Вхожий в дом Наместника. Да и вообще Император ныне благоволит к тьерингам, а это что-то да значит…
Да уж, у моей девочки было свое собственное представление о том, что в этом мире важно. Пожалуй, если бы мы действительно могли беседовать, я бы сказала ей, что благоволение Императора — штука в высшей степени ненадежная.
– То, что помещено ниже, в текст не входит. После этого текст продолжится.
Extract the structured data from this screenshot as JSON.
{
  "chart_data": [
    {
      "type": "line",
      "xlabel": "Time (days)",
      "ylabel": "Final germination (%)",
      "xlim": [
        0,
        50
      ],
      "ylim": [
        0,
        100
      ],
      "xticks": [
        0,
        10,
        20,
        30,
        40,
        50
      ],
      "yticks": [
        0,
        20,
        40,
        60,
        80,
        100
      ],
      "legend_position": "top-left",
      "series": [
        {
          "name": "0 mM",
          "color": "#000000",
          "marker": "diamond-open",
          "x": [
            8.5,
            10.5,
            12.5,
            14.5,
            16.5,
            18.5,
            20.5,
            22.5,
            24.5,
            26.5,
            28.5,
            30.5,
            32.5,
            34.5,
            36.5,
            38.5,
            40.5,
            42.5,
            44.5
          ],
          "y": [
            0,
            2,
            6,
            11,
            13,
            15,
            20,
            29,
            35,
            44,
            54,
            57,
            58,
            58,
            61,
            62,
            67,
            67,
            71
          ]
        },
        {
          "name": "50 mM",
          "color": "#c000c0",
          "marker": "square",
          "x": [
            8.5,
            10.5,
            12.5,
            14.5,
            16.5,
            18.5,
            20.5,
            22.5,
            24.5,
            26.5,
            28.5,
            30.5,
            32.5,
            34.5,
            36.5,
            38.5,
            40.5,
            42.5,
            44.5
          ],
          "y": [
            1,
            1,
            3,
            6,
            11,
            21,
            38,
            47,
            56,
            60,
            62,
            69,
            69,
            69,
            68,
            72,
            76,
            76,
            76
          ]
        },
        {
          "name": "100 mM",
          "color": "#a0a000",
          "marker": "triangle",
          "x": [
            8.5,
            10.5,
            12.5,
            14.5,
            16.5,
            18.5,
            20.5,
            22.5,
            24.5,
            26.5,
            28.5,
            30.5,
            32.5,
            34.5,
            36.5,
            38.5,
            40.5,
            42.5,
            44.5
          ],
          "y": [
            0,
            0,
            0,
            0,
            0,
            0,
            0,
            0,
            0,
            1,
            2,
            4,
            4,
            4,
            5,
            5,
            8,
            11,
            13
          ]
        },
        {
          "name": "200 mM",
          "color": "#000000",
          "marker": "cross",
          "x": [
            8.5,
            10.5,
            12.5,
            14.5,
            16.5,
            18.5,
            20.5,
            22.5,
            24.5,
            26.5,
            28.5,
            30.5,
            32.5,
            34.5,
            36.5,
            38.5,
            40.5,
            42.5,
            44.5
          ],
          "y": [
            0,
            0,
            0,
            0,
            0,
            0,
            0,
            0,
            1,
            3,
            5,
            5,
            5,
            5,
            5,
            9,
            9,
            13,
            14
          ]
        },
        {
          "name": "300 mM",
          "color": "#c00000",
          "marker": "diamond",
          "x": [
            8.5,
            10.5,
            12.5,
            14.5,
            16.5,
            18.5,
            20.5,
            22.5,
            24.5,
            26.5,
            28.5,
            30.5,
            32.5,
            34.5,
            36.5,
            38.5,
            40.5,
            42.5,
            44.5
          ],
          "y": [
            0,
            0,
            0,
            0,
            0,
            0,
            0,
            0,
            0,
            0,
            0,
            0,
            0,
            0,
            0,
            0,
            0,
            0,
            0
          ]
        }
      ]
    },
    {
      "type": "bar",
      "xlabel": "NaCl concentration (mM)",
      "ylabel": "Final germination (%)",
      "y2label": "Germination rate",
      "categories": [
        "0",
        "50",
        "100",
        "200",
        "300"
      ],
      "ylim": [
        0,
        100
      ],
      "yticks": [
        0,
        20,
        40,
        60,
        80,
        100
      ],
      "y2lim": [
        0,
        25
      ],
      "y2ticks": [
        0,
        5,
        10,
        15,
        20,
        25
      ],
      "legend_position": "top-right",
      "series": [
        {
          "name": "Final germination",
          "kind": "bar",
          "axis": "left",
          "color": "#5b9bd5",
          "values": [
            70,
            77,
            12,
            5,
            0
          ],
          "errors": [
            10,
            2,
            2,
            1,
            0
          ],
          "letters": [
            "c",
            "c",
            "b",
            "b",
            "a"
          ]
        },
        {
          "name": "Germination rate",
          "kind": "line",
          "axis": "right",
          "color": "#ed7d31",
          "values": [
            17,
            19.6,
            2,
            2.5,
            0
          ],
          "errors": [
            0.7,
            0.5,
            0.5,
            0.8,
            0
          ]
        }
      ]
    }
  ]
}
Она что ветер в ивах, как знать, куда подует, очарованный шелестом листвы…
Я едва не рассмеялась.
Вот уж… прежняя я была далека от подобной образности.
Мы остановились, удостоенные благожелательного кивка от господина в темных одеяниях, нарочито простых, но белые руки и ногти, спрятанные за длинными нефритовыми пластинками, выдавали в нем серьезного человека.
Как и две девчушки в роскошных фурисодэ.
Майко?
Лица их не тронуты пудрой, но этого слишком мало, чтобы обмануть меня. Глаза блестят, и блеск этот неестественного происхождения. Губы чересчур пухлы, и этот розовый оттенок появляется не сам собой. Легкие тени, капля румян. Кто бы ни рисовал им лица, он делал это умело.
Мой муж, да сожрут демоны душу его гнилую, часто повторял, что лишь гейши умеют создавать красоту, но даже им вряд ли удалось бы облагородить мое лицо.
Тьеринг и господин, от которого исходил едва уловимый аромат опиума, разговаривали, и беседу вели на северном наречии. Девушки, устав изображать восторг от встречи, разглядывали меня.
Я ждала.
Я слышала, как где-то далеко ударили колокола, знаменуя начало выступлений. Вспомнилось, что в эти дни лучшие из лучших выходят на помост, чтобы показать свой талант…
— Матушка вновь была права. — Девица в платье цвета спелой сливы обратилась к своей подружке. — Чем старше женщина, тем легче развязывает она свой пояс…
Вторая красавица захихикала и, одарив меня туманным взглядом, добавила:
— Только удивительно, что находятся желающие…
— Они просто не знают, где найти достойную спутницу…
— Отчего же. — Я и не поняла, что тьеринг прислушивался к разговору. До того он казался всецело увлеченным собственною беседой. — Много дорог ведет в Веселый квартал… правда, до сего дня мне казалось, что воспитанницы матушки Рюнай стоят своих денег…
Надо же, бывал…
А с другой стороны, чего возмущаться? Взрослый мужчина со своими потребностями и немалыми, как понимаю, возможностями. И гнев моей второй половины совершенно необъясним. Как и ее глубочайшая обида.